Наконец, мадам Шамар осторожно сошла вниз с верхней части прозрачного дома, желе голого предплечья дрожало, когда она хваталась за перила. Теперь на ней было изысканное летнее платье с воланами, как если бы она тоже, как и ее дочь, прошла через несколько стадий перемен.

«Не вставайте, не вставайте», крикнула она, похлопывая сверху вниз рукой по воздуху, но Хью настоял на том, что ему лучше уйти.

«Скажите ей, – добавил он, – скажите своей дочери, когда она вернется со своего ледника, что я был крайне огорчен. Скажите ей, что я проведу неделю, две недели, три недели здесь, в мрачном отеле “Аскот”, в этом паршивом городке Витт. Скажите ей, что я сам телефонирую, если она не сделает этого. Скажите ей, – продолжал он, шагая по скользкой дорожке среди кранов и экскаваторов, застывших в золоте раннего вечера, – скажите ей, что мой организм отравлен ею, ее двадцатью сестрами, ее двадцатью ретроспективными миниатюрами, и что я погибну, если не смогу заполучить ее».

Он все еще был довольно наивен, как и положено влюбленным. Иной мог бы сказать толстой и вульгарной мадам Шамар: как вы смеете выставлять напоказ своего ребенка перед чувствительными незнакомцами? Однако наш Пёрсон смутно относил этот случай к общему проявлению современного бесстыдства, распространенного в кругу мадам Шамар. Каком «кругу», Боже милостивый? Ее матерью была дочь сельского ветеринара, как и мать Хью (по единственному совпадению, заслуживающему внимания во всей этой довольно печальной истории). Спрячь-ка подальше эти снимки, ты, глупая нудистка!
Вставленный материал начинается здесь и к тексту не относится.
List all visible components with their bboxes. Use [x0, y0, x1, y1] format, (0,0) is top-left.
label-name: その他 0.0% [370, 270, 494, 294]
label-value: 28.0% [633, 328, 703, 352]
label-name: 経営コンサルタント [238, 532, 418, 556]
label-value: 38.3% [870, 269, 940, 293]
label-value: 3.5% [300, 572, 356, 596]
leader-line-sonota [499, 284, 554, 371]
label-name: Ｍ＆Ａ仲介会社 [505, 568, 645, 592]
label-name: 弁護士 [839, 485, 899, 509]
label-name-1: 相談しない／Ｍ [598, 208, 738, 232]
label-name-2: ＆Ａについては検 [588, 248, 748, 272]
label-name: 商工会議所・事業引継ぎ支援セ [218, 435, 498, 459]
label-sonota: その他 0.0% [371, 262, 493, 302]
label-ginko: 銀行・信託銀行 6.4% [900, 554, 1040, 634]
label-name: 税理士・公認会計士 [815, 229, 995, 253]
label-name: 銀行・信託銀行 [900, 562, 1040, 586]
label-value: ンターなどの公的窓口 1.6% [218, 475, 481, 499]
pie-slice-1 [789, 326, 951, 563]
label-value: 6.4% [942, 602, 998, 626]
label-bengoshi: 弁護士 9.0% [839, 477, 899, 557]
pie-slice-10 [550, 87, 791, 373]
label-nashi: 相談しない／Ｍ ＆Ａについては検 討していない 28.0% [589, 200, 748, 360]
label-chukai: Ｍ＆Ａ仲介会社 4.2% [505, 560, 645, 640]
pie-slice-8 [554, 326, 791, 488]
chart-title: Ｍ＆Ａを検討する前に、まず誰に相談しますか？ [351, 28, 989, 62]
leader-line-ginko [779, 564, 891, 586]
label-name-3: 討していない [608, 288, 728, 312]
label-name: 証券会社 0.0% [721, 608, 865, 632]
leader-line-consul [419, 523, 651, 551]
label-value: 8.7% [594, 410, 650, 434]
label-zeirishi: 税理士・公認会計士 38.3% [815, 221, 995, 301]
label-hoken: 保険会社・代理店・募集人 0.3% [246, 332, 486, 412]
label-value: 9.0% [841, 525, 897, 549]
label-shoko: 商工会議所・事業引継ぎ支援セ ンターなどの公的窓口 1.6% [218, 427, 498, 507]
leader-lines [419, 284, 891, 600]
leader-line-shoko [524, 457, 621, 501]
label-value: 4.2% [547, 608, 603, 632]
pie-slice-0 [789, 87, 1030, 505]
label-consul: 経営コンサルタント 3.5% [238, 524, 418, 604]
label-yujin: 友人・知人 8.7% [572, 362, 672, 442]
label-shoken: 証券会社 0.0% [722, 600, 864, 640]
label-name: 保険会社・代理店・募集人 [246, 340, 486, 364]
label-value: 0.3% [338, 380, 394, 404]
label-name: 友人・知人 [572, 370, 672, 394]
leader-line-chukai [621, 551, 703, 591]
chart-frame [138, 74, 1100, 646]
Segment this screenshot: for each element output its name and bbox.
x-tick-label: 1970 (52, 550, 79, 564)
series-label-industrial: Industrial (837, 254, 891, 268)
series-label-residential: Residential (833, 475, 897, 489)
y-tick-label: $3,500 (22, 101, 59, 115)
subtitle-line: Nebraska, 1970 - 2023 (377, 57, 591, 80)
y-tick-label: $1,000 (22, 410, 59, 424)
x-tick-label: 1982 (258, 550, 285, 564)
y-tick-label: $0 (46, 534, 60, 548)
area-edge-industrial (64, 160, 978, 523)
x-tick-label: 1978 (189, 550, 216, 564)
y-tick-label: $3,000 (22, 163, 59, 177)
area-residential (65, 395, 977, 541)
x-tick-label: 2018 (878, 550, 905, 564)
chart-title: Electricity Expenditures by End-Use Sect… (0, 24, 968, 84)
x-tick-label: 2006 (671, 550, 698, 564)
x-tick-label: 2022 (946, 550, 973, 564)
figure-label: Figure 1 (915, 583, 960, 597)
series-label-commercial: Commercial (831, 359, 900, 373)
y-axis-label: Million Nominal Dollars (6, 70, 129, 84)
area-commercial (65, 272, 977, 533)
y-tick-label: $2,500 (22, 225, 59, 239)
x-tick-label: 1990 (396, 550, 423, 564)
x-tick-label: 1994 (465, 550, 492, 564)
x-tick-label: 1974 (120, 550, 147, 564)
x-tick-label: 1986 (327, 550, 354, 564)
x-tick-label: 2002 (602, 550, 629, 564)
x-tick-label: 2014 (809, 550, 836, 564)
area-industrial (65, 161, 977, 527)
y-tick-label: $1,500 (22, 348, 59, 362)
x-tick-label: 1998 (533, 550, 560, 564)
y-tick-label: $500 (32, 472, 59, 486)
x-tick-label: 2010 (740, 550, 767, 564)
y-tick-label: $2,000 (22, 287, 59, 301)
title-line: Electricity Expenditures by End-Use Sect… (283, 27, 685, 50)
Она позвонила около полуночи, разбудив его в ложбине мимолетного, но определенно дурного сна (после всего этого плавленого сыра и молодого картофеля с бутылкой зеленого вина в отельном carnotzet[19]). Нащупывая трубку, он другой рукой потянулся к очкам для чтения, без которых по какой-то прихоти косвенно связанных чувств не мог как следует говорить по телефону.

«Ю Пёрсон?», спросил ее голос.

Он уже знал, с тех пор, как она прочитала вслух содержание его визитной карточки, которую он вручил ей в поезде, что она произносит его имя как «Ю».

«Да, это я, то есть “Ю”, то есть вы совершенно очаровательно искажаете мое имя».

«Я ничего не искажаю. Послушайте, я не получила —»

«О, вы искажаете! Вы опускаете начальные “х”, как – как жемчужины в чашку слепого».